Tout était distinct et pourtant si flou. Où était-elle ? Ses doigts retrouvèrent leur sensibilité. Toute son attention concentrée sur la pulpe, Hermione reconnut la fraicheur du gazon puis la chaleur d'une couverture, probablement étalée sous elle. Elle suivit ses perceptions, les sentit remonter jusqu'à ses oreilles, son ouïe soudain plus sensible. Elle reconnut plusieurs voix dont celles de Charlie, Estéban et Anita. Alors qu'elle écoutait attentivement ce qui se disait, elle sentit son attention quitter ses oreilles et plonger dans sa cage thoracique, là où son diaphragme s'affolait et où une onde brûlante mais indolore pénétra son corps, éloignant les ténèbres qui la maintenaient clouée au sol et la forçait à se concentrer sur une zone à la fois. Soudain, Hermione prit une brusque inspiration, son torse se soulevant, ses jambes suivant, ses yeux se révulsant et l'espace d'un instant, se retrouva à flotter dans les airs. Une puissante rafale de vent vint secouer ses cheveux, ses vêtements, ceux des autres et ses propres pensées encombrées. Alors son corps retomba doucement et la jeune femme put enfin se redresser.
Une main sur la tête, elle se frotta le front avant d'ouvrir les yeux, le cerveau stabilisé. Elle constata alors les regards étonnés des uns, admiratifs des autres. Charlie, bouche bée, fut le premier à parler :
- Eh bien, c'est ce qui s'appelle secouer les cocotiers !
Les autres pouffèrent d'incrédulité. Hermione, perdue, ne comprit pas pourquoi tant d'effusion de joie autour d'elle elle n'était pourtant pas le Messie et elle n'avait fait que tomber dans les vapes juste en respirant les vapeurs des calumets. Rien de bien extraordinaire. Anita la soutint par les épaules et lui demanda comment elle se sentait.
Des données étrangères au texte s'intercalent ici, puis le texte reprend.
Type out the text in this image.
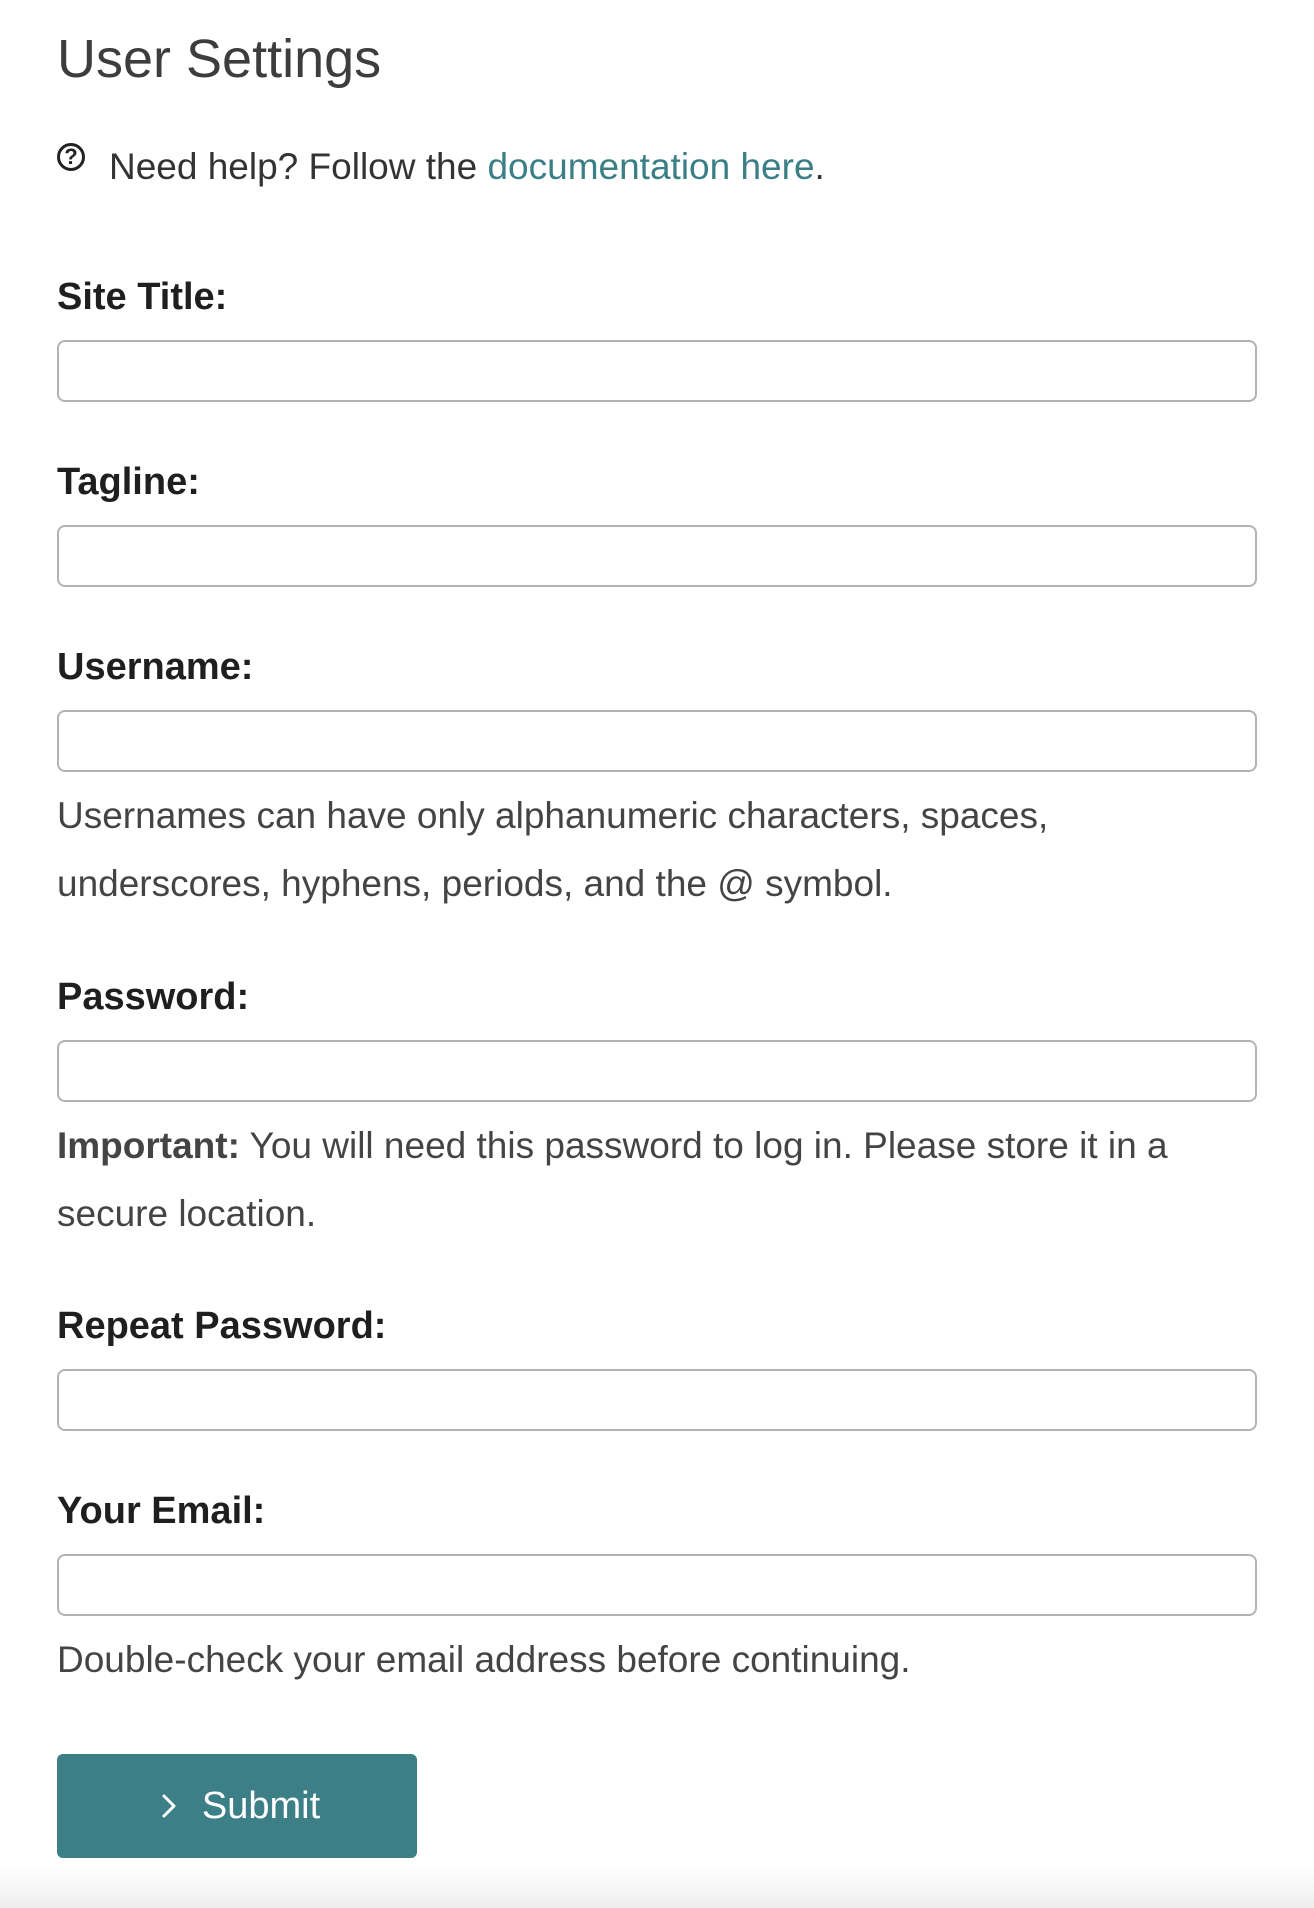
User Settings
? Need help? Follow the documentation here .
Site Title:
Tagline:
Username:

Usernames can have only alphanumeric characters, spaces, underscores, hyphens, periods, and the @ symbol.

Password:

Important: You will need this password to log in. Please store it in a secure location.

Repeat Password:
Your Email:

Double-check your email address before continuing.

Submit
- Confuse, répondit honnêtement Hermione. Je n'ai pas été capable de tout sentir d'un coup, comme si mon cerveau avait compartimenté toutes mes sensations. J'étais obligée de faire un pas à la fois, comme un enfant.
- Et maintenant ?
- Tout est revenu.
- En effet, confirma Estéban d'un air mystérieux en hochant lentement la tête. Tout est revenu…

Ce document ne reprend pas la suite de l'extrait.